Today is #WorldMentalHealthDay, and it comes at a time when our daily lives have changed considerably as a result of the COVID-19 pandemic. The past months have brought a diverse set of challenges for many of us. But for those living with mental health conditions and disabilities, those challenges have been considerable, with many experiencing even greater social isolation than before.
We recently spoke to one of our western Sydney participants, Jacqueline Miller, who has graciously shared her experience living with schizophrenia, and details what these past few months have been like for her. Jacqueline hopes sharing her story will shed light on what living with a mental health condition is really like and break down the stigma.
1. Tell me about the first time you sought help for mental illness?
In 2009, I had awful hallucinations. I was reduced to tears and had to urgently see my GP in Seven hills. She referred me to the mental health team at Blacktown Hospital at Bungaribee house. I saw a psychiatrist there and they diagnosed me with schizophrenia.
2. What were the factors that contributed to your illness?
I was working as an administrator back in 2009. My schizophrenia wasn’t necessarily triggered by a certain event. It came with no warning. No one in my family has any mental illnesses, so it isn’t hereditary. It came out of the blue when life was a little bit stressful.
3. How did you feel when you received a diagnosis?
I was very scared. I was put on medication straight away. I felt immediately very different to everybody else in my family and at work. I felt alone. I found it was very hard for me to be motivated in life, to do anything around the house or go to work. I stopped working in 2010 – less than 12 months after my diagnosis. Work suggested I retire and advised me they no longer thought I was fit to work. After I was dismissed, I lost all motivation. Ever since my diagnosis, life has been challenging. I have frequent episodes of severe depression, anxiety, psychosis, and insomnia.
4. How have you coped with isolation?
I can’t say that I cope well with isolation, but unlike everyone else, isolation isn’t something new to me.
I live with schizophrenia and a psychosocial disability, which means this condition is life-long. This means I find it very difficult to go out into the community and struggle with confidence. Spending a lot of time by myself is a life I’ve grown used to.
I’m grateful for my consistent support team and the services I receive at Therapy Care through my NDIS package.
During low periods, where I struggle with isolation, the best thing for me to do is take my medication methodically, receive psychosocial intervention through my support services at Therapy Care, have regular check-ups with my psychiatrist and routine visits with my GP and psychologist.
Even if it’s just once a week for now, getting out into the community is very important to me. The interaction with my support worker is also an activity I always look forward to.
I am very fond of the Therapy Care workers and am working with them to create goals for my next plan period that will steadily see me continue to improve my overall quality of life.
5. What do you want people to know about your mental illness?

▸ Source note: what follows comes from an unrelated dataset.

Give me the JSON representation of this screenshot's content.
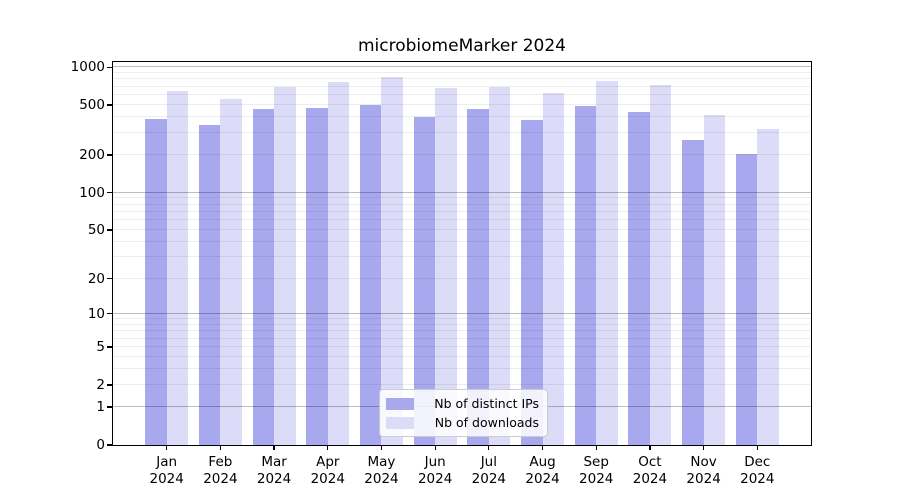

There is so much people don’t know about schizophrenia which unfortunately results in a lot of stigma towards people living with the condition. I hope in the future, people invest more time in trying to understand the illness.
If you or a loved one is suffering with your mental health, don’t be afraid to seek help. There are so many supportive people and resources out there readily available to you. The quicker you ask for help, the quicker you receive the support you need. You shouldn’t be alone.
6. What would you like to say about the stigma surrounding mental illness?
At times I feel aggressive, but it’s never directed towards anyone else – it’s frustration at myself.
I always try to be a lovely and kind person and many people describe me this way, perhaps just withdrawn at times. Making friends and trying new things is difficult, however now that I have a great support team and am on the right service plan, I can access the community and live a quality life.
Schizophrenia can be scary for the person diagnosed, the fear of being rejected from the community is overwhelming.
This is a life-long condition, and I will always continue to work on myself.
7. Has your life changed since receiving NDIS supports through Therapy Care?
Yes, it really has. Before joining Therapy Care, I wasn’t receiving the right support for my mental health condition and therefore was quite withdrawn and led a very isolated life.
Since receiving support, it has been one of my main goals to become more social and feel more comfortable being out and about.
I’m working with Therapy Care’s Recreational Therapist, Karlie Scurr, to integrate into the community through the Group Day Program and social supports.
I currently attend the mind-full stream of the Group Day Program once a fortnight. In addition, I have two social support sessions each week, where with my support worker, participate in meaningful leisure and recreational activities.
I also attend the 2-hour Group Rehab session each week, where I work on my physical fitness alongside fellow participants.
My ultimate dream was visiting the Royal Botanic Gardens, which Therapy Care recently made a reality. It was a beautiful day.